A Portland-based startup offers a turnkey solution. Dweller Inc. covers the upfront costs of installing an ADU in return for a 25-year ground lease on the land where it sits. The company is responsible for finding a tenant and captures 70 percent of rental income. “We have the potential for this to be a very commonplace thing,” says Chief Executive Officer Patrick Quinton.

Dweller’s business model is untested—the company won’t install its first company-financed unit until June—as are those of several startups targeting the market. Seattle’s CityBldr started a service in March that streamlines the design and permitting process for ADUs. Cover, which has raised $1.6 million from Khosla Ventures, General Catalyst, and Fifty Years, has built only one of its backyard units, though Rivas says it has several in the pipeline.

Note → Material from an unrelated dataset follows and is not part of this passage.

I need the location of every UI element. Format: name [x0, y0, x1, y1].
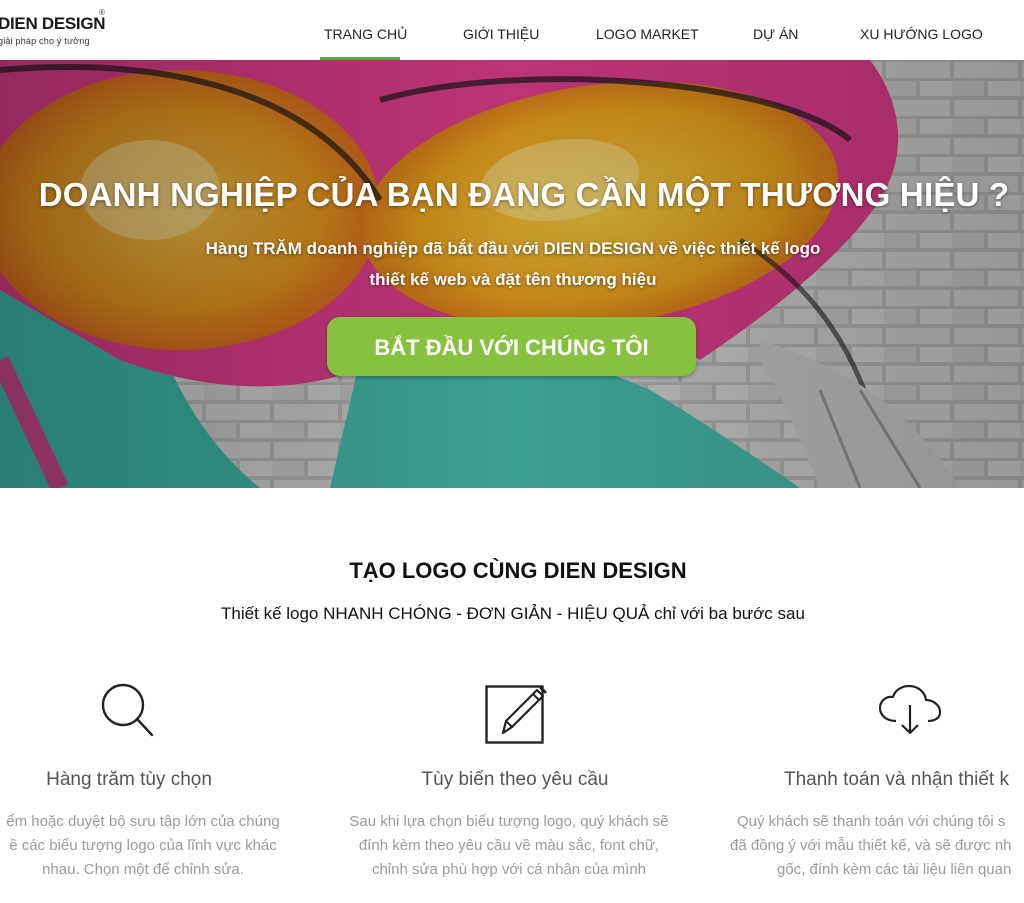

As these businesses ramp up, they’re likely to run into a problem vexing more experienced builders: competition for materials and labor. Steve Vallejos, whose Valley Home Development has been installing prefabricated units in the Bay Area for more than a decade, is building his own factory after his manufacturing partners got busy with bigger projects. Studio Shed, a Boulder, Colo., company that’s installed more than 1,000 backyard units, including dwellings and workspaces, is concentrating on developing a network of builders, electricians, and plumbers to install ADUs. “There’s almost no upper limit in terms of the available places where people could put them,” says Jeremy Nova, the company’s co-founder. “That’s an opportunity for our business, but it’s very hard to find contractors right now.” 

BOTTOM LINE – Seattle, Los Angeles, and Portland, Ore., have logged sharp increases in permits for accessory dwelling units following changes to zoning laws.